Microsoft has decided to radically overhaul the most successful email service in the world. Goodbye Hotmail.com; say hello to Outlook.com.
Over the next few months, a growing number of Hotmail users will be invited to test out a new Web-based email service called "Outlook," named after Microsoft's other popular email brand. Eventually, everyone will be transitioned to Outlook, but Microsoft gave no firm deadline for that to happen.
Hotmail users will be able to keep their @hotmail.com or @live.com addresses, but new users will only be able to choose between @outlook.com or @live.com email domains.
"We thought it was time to push the boundaries of email," said Chris Jones, head of Microsoft's Windows Live division, which includes Hotmail. "We created a new mail service for a modern user experience."
Hotmail, launched in 1996, has just over 325 million users around the globe. That makes it the Web's largest email service, but its lead is shrinking. Google's Gmail now has 298.2 million users. Yahoo Mail is right behind, with 298 million users, according to tracking firm comScore.

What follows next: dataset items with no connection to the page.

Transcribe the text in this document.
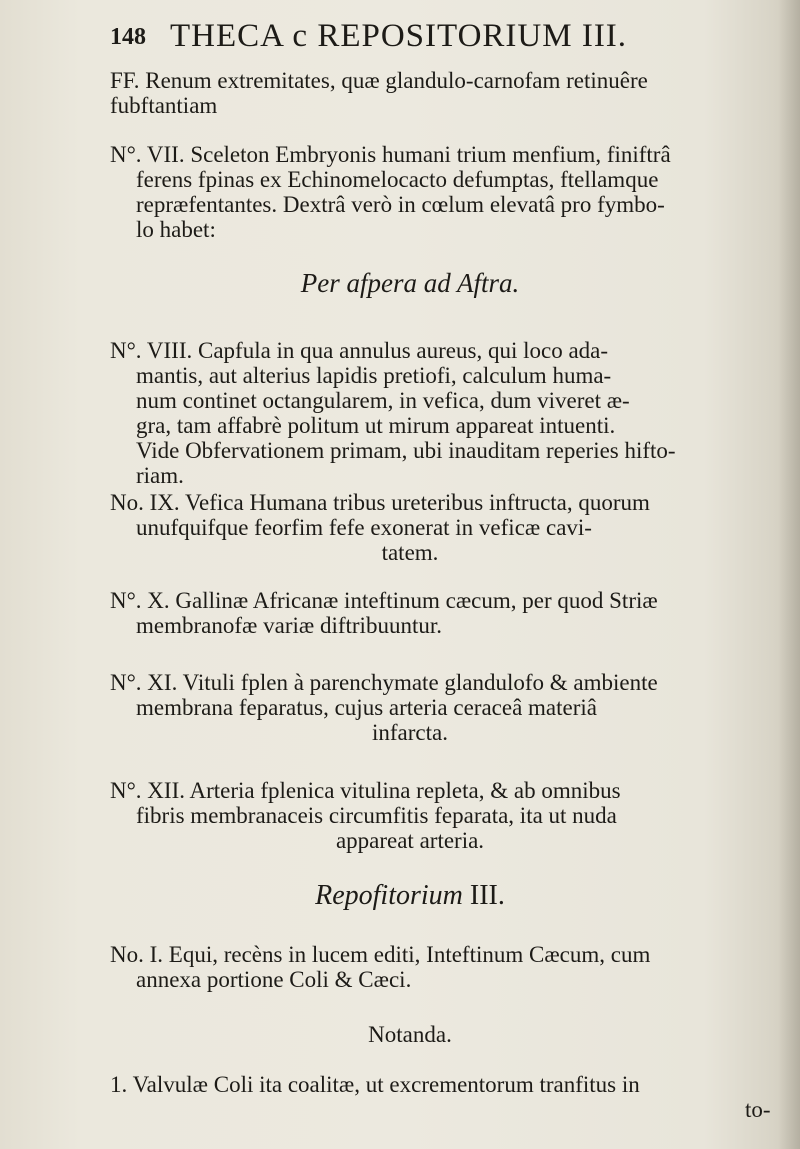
148 THECA c REPOSITORIUM III.
FF. Renum extremitates, quæ glandulo-carnofam retinuêre
fubftantiam
N°. VII. Sceleton Embryonis humani trium menfium, finiftrâ
ferens fpinas ex Echinomelocacto defumptas, ftellamque
repræfentantes. Dextrâ verò in cœlum elevatâ pro fymbo-
lo habet:
Per afpera ad Aftra.
N°. VIII. Capfula in qua annulus aureus, qui loco ada-
mantis, aut alterius lapidis pretiofi, calculum huma-
num continet octangularem, in vefica, dum viveret æ-
gra, tam affabrè politum ut mirum appareat intuenti.
Vide Obfervationem primam, ubi inauditam reperies hifto-
riam.
No. IX. Vefica Humana tribus ureteribus inftructa, quorum
unufquifque feorfim fefe exonerat in veficæ cavi-
tatem.
N°. X. Gallinæ Africanæ inteftinum cæcum, per quod Striæ
membranofæ variæ diftribuuntur.
N°. XI. Vituli fplen à parenchymate glandulofo & ambiente
membrana feparatus, cujus arteria ceraceâ materiâ
infarcta.
N°. XII. Arteria fplenica vitulina repleta, & ab omnibus
fibris membranaceis circumfitis feparata, ita ut nuda
appareat arteria.
Repofitorium III.
No. I. Equi, recèns in lucem editi, Inteftinum Cæcum, cum
annexa portione Coli & Cæci.
Notanda.
1. Valvulæ Coli ita coalitæ, ut excrementorum tranfitus in
to-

Hotmail's newer rivals have blown past its aging feature set.
When it comes to social integration, labels, filters, and user interface, Gmail -- and Yahoo, to a lesser degree -- offer more complete services. The name "Hotmail" even sounds like a relic of the 1990s, in the same way that having an AOL email address has become a punch line.
That's why Microsoft decided to start over.
The first thing users will notice about the new Outlook Web app is how much cleaner it looks than Hotmail or even Gmail or Yahoo. Microsoft claims to have reduced its header space by 60% compared to Gmail, which gets users straight into their email.
Large, clear icons and commands appear only when relevant, and ads are shoved out of the way. They've been eliminated completely from person-to-person emails.
The new user interface is nice, but the biggest changes come in the social aspects and artificial intelligence built into the new Outlook.
Users of the new service can connect with Facebook, Google, LinkedIn and Twitter contacts to get live social information and photo icons when they're emailing them. Even if a user is not connected on Facebook to their email recipient, Outlook will scan through Facebook's public directory to at least get that person's profile photo.
Users can also IM with Facebook friends right from the mail client. Skype's video chat service, which Microsoft purchased a year ago for $8.5 billion, will soon be integrated as well.
Outlook also brings some smart new features to regular old email.
The service automatically detects and labels newsletters and promotional offers from stores. For emails that Outlook recognizes as an ad, it will add a universal unsubscribe button to the message. Click it, and Microsoft will not only unsubscribe via the retailer, but will automatically filter any future promotions into the trash if that unsubscribe gets ignored.
Another innovative feature kicks in when you're sent an update about a package you've ordered. A button on the top of the message takes you right to the shipment tracking website.
It's clear that Microsoft is going after Gmail users, some of whom are dissatisfied with recent changes to the service's user interface. The new Outlook makes porting over Gmail contacts very easy, and it understands Gmail keyboard shortcuts. You can even keep sending and receiving email from a Gmail address. That option lets Outlook invisibly take over behind the scenes.
Microsoft's goal: To get to 1 billion users around the world.
It's a target that Hotmail wasn't ever going to hit. With a new brand and some impressive features, Microsoft's Web email service might finally be cool again.